I padroni del mondo e i loro funzionari sono ben consapevoli che, specie nelle aeree metropolitane, la quota di popolazione più anziana è destinata ad aumentare e di molto. E ciò crea, in una società capitalistica, dei seri problemi sociali.

Anzitutto va fatta una premessa: posto che l’aspettativa di vita è uno degli indicatori più importanti per stabilire il grado di sviluppo raggiunto da una data formazione economico-sociale, è tuttavia pacifico che l’aumento di tale aspettativa non è uguale per tutte le classi sociali. Non è uguale in rapporto al reddito e in rapporto al tipo di lavoro svolto.

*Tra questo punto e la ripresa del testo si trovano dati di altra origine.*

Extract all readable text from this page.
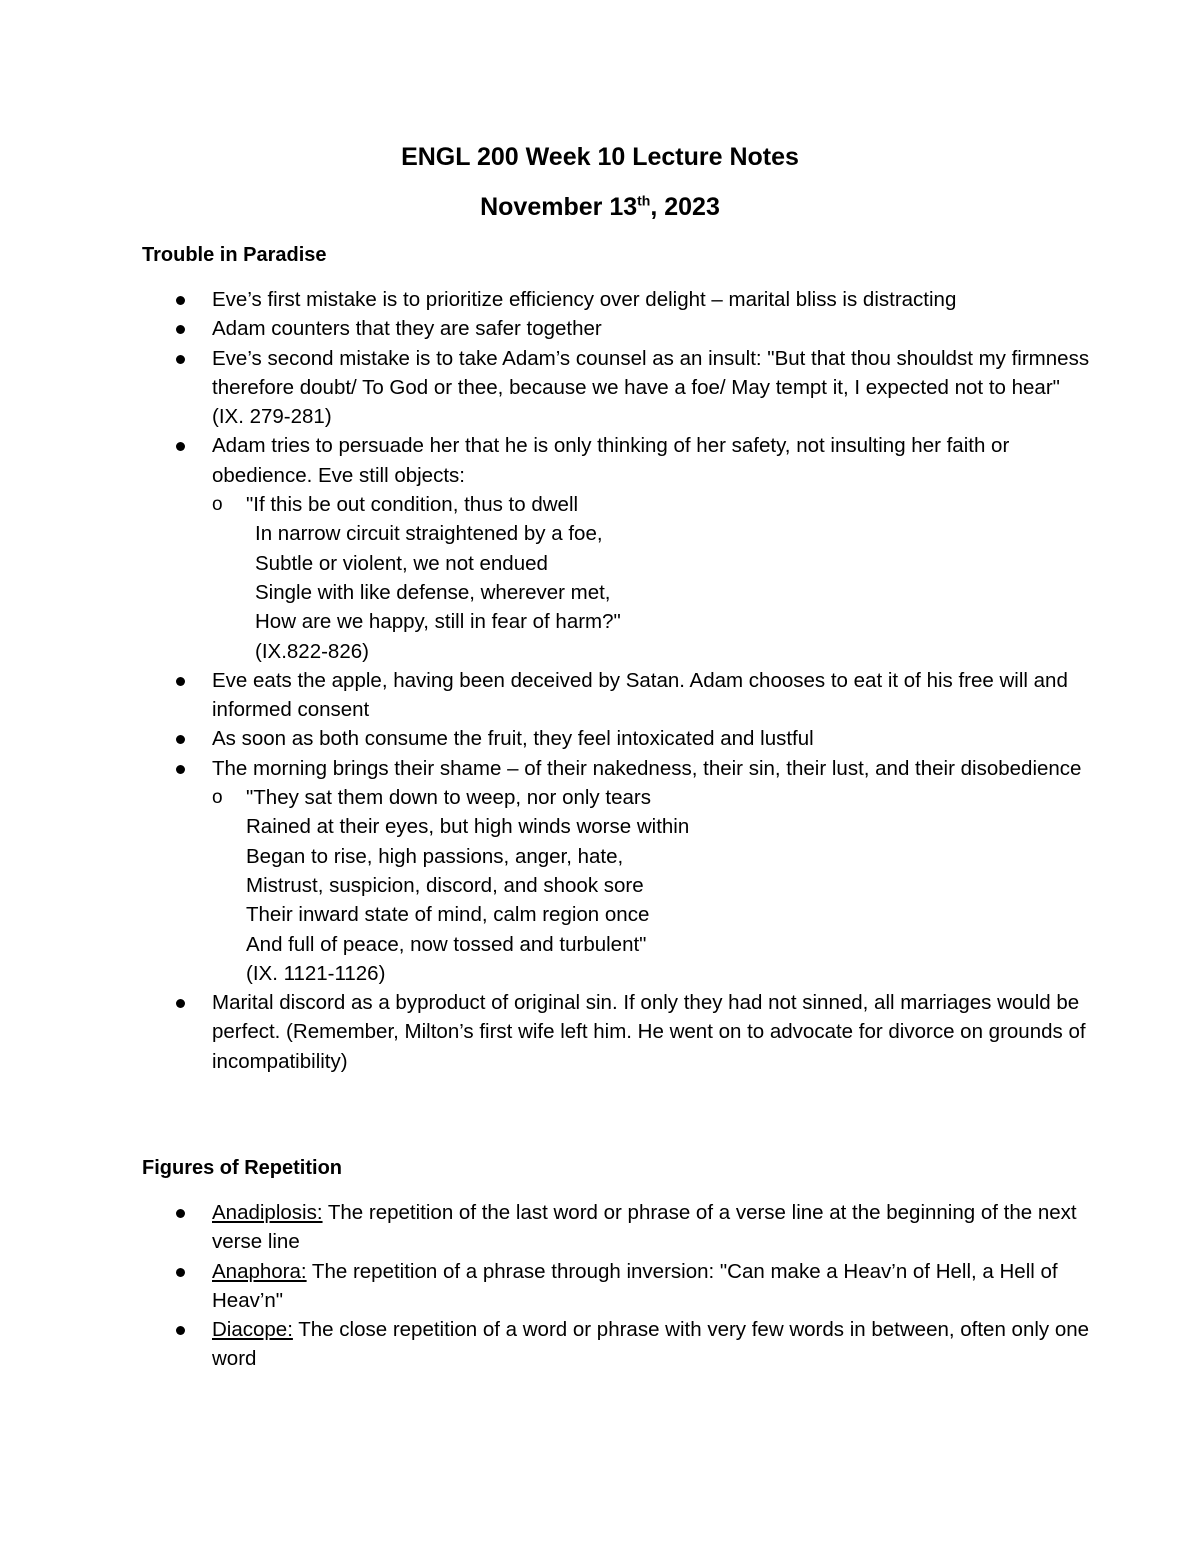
ENGL 200 Week 10 Lecture Notes
November 13th, 2023
Trouble in Paradise
Eve’s first mistake is to prioritize efficiency over delight – marital bliss is distracting
Adam counters that they are safer together
Eve’s second mistake is to take Adam’s counsel as an insult: "But that thou shouldst my firmness therefore doubt/ To God or thee, because we have a foe/ May tempt it, I expected not to hear" (IX. 279-281)
Adam tries to persuade her that he is only thinking of her safety, not insulting her faith or obedience. Eve still objects:
o "If this be out condition, thus to dwell
In narrow circuit straightened by a foe,
Subtle or violent, we not endued
Single with like defense, wherever met,
How are we happy, still in fear of harm?"
(IX.822-826)
Eve eats the apple, having been deceived by Satan. Adam chooses to eat it of his free will and informed consent
As soon as both consume the fruit, they feel intoxicated and lustful
The morning brings their shame – of their nakedness, their sin, their lust, and their disobedience
o "They sat them down to weep, nor only tears
Rained at their eyes, but high winds worse within
Began to rise, high passions, anger, hate,
Mistrust, suspicion, discord, and shook sore
Their inward state of mind, calm region once
And full of peace, now tossed and turbulent"
(IX. 1121-1126)
Marital discord as a byproduct of original sin. If only they had not sinned, all marriages would be perfect. (Remember, Milton’s first wife left him. He went on to advocate for divorce on grounds of incompatibility)
Figures of Repetition
Anadiplosis: The repetition of the last word or phrase of a verse line at the beginning of the next verse line
Anaphora: The repetition of a phrase through inversion: "Can make a Heav’n of Hell, a Hell of Heav’n"
Diacope: The close repetition of a word or phrase with very few words in between, often only one word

A titolo d’esempio: uno studio condotto dal Brookings Institution, pubblicato venerdì scorso, documenta come sia aumentata negli Usa la disparità della speranza di vita tra la popolazione lavoratrice in rapporto al reddito. Il rapporto, basato su un'analisi dei dati del Census Bureau e i dati di gestione della previdenza sociale, conclude che per gli uomini nati nel 1950 il divario nella speranza di vita tra il 10 per cento dei lavoratori dipendenti con reddito più alto e il 10 per cento con reddito più basso è più del doppio del divario esistente tra le stesse categorie di reddito nate nel 1920 (*).

La prima riflessione da fare è d’ordine economico. Il singolo capitalista, quando non è travisato da filantropo, è tutto dedito alla ricerca “scientifica” del massimo plusvalore estraibile dalla forza-lavoro acquistata. Perché mai dovrebbe sprecare tempo e denaro per risolvere i problemi che affliggono quei gruppi sociali – vecchi, bambini, handicappati, marginali di ogni tipo – incapaci di valorizzare il suo capitale?

Vale per il singolo capitalista, ma egli è soltanto capitale personificato: la sua anima è l’anima del capitale. Il capitale ha un unico impulso vitale, quello di valorizzarsi, di creare plusvalore. Che non significa semplicemente conservazione e riproduzione di capitale su scala allargata (trasformazione del plusvalore in capitale), caratteristica del modo di produzione capitalistico, ma riproduzione dell’insieme delle condizioni materiali e sociali, e dunque riproduzione dei rapporti capitalistici.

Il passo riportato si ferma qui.